Skip to content

Regression Tracking

Alex Gorrod edited this page Feb 2, 2014 · 2 revisions

This page explains how to use the regression-tracking scripts to automatically find a revision responsible for a performance regression. There are a number of scripts that interact with one another and also use git bisect. The scripts being used are:

go-track.sh
track-regression.sh
run-test.sh
label-perf.py

The scripts can be found in Git here

The image below gives an overview of how the scripts interact.

Pre-requisites:

The top level script is go-track.sh. Prior to running it, you need to tell git to begin bisecting and to specify the endpoints:

git bisect start
git bisect good <commit #>
git bisect bad <commit #>

(see comments in track-regression.sh for more details).

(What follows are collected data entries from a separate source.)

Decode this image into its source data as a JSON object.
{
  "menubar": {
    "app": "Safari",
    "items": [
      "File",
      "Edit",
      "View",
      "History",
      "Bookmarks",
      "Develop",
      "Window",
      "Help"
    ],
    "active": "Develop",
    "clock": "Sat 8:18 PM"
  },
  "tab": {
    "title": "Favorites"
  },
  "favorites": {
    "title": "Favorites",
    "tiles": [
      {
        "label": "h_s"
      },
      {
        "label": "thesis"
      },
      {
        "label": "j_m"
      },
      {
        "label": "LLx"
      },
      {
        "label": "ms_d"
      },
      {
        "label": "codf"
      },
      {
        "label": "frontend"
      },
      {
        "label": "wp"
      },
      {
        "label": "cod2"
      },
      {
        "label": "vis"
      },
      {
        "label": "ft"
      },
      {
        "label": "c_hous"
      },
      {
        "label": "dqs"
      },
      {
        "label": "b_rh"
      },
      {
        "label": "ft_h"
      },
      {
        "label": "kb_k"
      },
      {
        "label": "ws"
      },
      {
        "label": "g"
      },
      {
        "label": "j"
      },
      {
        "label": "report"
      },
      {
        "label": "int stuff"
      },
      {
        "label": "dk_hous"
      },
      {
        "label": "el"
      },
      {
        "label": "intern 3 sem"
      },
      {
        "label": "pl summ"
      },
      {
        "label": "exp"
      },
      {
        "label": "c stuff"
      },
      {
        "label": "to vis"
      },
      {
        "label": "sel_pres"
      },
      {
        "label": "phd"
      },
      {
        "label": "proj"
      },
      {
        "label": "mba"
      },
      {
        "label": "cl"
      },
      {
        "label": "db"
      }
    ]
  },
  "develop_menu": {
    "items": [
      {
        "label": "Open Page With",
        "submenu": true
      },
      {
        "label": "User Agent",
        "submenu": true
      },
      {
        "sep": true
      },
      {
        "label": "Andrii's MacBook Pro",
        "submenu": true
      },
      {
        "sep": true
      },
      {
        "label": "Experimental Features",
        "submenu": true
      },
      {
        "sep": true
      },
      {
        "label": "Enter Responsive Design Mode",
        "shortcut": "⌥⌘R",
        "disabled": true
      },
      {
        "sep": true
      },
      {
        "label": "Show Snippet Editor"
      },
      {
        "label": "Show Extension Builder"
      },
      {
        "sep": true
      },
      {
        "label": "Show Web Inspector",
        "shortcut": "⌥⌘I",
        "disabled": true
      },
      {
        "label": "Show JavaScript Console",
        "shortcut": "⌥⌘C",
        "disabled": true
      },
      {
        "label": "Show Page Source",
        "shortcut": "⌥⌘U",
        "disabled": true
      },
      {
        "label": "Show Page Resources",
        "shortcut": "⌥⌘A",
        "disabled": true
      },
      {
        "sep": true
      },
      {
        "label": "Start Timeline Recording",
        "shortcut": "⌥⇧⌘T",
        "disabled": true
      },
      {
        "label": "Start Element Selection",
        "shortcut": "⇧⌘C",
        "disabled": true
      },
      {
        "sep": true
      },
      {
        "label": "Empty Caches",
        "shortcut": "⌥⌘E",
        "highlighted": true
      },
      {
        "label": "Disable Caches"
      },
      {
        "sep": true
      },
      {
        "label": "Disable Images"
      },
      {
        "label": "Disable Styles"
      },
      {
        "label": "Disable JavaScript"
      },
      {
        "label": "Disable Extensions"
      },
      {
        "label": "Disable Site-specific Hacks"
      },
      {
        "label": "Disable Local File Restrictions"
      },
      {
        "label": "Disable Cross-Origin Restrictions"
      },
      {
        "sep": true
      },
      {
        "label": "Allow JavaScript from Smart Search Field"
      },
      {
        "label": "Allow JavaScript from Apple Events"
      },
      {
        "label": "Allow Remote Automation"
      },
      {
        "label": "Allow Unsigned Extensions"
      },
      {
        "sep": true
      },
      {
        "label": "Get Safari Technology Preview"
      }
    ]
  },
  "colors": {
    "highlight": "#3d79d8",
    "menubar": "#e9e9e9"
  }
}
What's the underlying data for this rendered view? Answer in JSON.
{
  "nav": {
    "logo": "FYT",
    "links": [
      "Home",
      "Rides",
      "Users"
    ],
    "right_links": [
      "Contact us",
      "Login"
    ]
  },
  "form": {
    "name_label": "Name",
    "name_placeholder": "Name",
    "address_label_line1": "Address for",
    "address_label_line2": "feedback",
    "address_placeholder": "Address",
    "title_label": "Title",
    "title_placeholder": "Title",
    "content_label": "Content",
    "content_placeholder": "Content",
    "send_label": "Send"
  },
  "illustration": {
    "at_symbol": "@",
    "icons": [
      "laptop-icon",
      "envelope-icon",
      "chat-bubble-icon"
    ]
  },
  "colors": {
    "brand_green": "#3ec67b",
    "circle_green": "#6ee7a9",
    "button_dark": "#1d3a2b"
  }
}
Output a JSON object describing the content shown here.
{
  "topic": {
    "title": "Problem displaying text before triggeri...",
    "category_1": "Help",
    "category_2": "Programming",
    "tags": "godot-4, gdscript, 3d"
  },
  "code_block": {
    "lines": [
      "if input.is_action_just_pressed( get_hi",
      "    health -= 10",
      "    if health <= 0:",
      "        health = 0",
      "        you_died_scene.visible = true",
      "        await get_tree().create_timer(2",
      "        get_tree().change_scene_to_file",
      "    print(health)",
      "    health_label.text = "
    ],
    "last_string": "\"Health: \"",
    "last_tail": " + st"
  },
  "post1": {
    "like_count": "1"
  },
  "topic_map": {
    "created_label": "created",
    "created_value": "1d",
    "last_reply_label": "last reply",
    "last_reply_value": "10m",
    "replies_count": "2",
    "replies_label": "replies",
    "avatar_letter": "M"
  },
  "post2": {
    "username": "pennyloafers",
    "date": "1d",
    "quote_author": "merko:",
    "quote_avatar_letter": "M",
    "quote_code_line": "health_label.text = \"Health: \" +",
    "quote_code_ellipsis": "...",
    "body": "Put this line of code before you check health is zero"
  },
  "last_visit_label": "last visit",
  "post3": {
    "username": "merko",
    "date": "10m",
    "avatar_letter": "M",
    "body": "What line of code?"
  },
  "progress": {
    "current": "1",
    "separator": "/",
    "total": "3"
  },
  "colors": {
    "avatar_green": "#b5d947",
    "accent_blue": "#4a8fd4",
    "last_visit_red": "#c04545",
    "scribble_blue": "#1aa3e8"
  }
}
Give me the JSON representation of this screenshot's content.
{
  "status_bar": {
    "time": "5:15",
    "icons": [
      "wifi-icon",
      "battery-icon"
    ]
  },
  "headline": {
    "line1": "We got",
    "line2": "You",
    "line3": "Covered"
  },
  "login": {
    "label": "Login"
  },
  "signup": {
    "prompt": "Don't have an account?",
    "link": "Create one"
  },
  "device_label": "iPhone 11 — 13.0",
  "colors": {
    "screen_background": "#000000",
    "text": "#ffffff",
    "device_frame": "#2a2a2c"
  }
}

Also, before running the scripts you need to modify track-regression.sh and run-test.sh to point them to the directories where the WiredTiger library lives and tell them how to build the library and your test as well as how to run the test. You will also need to specify the performance threshold based on which the scripts will decide whether a particular revision was bad or good. The performance threshold and the units in which the performance is measured is specified in the variable LABEL_PERF_ARGS in track-regression.sh.

How the scripts work

The script track-regression.sh performs a single iteration of determining whether a commit is "good" or "bad". It dumps all the output in the file track.out, so you can use it to examine any output from the builds, performance tests and the git-bisect command.

The script go-track.sh runs track-regression.sh in a loop until the file track.out is found to contain the commit hash of the "bad" revision -- the one where we first observed the performance under the threshold.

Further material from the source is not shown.